Question

question 27
1 pts
given the equation for density is d = m/v, what happens to the density of the air when the gas in a balloon is heated and the volume of the balloon increases?
the density goes up and the balloon rises
the density goes down and the balloon sinks
the density goes down and the balloon rises
the density goes up and the balloon sinks
question 28
1 pts
solve the following equation for the change in temperature, δt. q = mcδt
δt = qc/m
δt = m/qc
δt = q/mc
δt = mq/c

Explanation:

Step1: Analyze density - volume relationship

Given density formula $d=\frac{m}{V}$. When the gas in the balloon is heated and volume $V$ increases while mass $m$ remains constant (assuming no gas escapes).

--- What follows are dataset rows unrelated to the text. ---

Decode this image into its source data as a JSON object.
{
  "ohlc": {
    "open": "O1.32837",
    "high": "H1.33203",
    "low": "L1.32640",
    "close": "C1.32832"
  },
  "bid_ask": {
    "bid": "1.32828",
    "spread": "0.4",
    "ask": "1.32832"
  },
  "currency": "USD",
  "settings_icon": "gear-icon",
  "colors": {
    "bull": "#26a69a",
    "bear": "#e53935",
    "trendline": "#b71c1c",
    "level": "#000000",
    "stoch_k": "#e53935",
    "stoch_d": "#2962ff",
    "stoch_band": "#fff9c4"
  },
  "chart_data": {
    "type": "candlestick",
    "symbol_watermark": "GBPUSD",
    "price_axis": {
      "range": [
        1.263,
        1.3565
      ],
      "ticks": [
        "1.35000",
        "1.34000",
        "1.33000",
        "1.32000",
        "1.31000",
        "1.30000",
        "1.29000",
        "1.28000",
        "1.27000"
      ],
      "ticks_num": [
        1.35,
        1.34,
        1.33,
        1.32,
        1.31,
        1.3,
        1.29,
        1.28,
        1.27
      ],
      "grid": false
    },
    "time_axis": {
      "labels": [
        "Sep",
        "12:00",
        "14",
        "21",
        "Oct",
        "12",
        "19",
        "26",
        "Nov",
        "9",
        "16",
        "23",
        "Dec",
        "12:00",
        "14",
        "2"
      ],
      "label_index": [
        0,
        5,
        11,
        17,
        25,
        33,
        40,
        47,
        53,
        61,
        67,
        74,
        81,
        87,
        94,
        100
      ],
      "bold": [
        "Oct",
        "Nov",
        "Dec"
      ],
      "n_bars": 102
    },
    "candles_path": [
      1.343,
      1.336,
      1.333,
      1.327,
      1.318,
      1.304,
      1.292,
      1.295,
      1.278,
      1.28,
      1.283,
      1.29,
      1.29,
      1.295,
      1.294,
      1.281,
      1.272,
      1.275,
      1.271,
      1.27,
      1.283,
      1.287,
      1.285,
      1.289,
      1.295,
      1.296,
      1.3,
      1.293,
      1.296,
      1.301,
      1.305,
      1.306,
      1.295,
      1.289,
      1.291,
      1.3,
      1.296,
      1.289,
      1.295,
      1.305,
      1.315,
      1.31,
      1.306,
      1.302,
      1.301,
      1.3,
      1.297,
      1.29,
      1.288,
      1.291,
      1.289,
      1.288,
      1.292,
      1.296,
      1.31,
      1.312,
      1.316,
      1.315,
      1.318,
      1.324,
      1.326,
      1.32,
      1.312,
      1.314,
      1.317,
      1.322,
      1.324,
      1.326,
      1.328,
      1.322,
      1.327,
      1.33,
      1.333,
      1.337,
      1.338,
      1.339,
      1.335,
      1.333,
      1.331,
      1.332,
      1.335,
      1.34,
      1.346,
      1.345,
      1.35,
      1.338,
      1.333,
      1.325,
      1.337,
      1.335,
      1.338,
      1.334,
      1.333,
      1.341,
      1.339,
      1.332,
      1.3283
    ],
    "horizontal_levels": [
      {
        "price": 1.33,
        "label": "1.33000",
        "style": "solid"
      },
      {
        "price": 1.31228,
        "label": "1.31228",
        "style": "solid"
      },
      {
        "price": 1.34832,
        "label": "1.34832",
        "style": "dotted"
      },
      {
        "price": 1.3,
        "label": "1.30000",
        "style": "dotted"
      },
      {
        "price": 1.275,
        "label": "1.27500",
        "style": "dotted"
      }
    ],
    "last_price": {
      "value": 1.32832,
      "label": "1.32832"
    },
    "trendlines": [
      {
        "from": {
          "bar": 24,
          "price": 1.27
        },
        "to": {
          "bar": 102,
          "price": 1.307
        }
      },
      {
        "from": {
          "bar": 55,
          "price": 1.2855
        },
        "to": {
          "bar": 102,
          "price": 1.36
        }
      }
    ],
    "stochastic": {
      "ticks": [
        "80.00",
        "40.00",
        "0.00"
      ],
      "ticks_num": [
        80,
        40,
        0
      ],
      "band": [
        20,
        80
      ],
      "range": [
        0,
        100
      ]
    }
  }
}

Step2: Determine density change

As $V$ increases and $m$ is constant, the value of $\frac{m}{V}$ (density $d$) decreases. A less - dense object in a denser medium (surrounding air) will rise. So the balloon rises.

Step3: Solve for $\Delta T$ in $q = mc\Delta T$

Divide both sides of the equation $q = mc\Delta T$ by $mc$ to isolate $\Delta T$. We get $\Delta T=\frac{q}{mc}$.

Answer:

Question 27: the density goes down and the balloon rises
Question 28: $\Delta T=\frac{q}{mc}$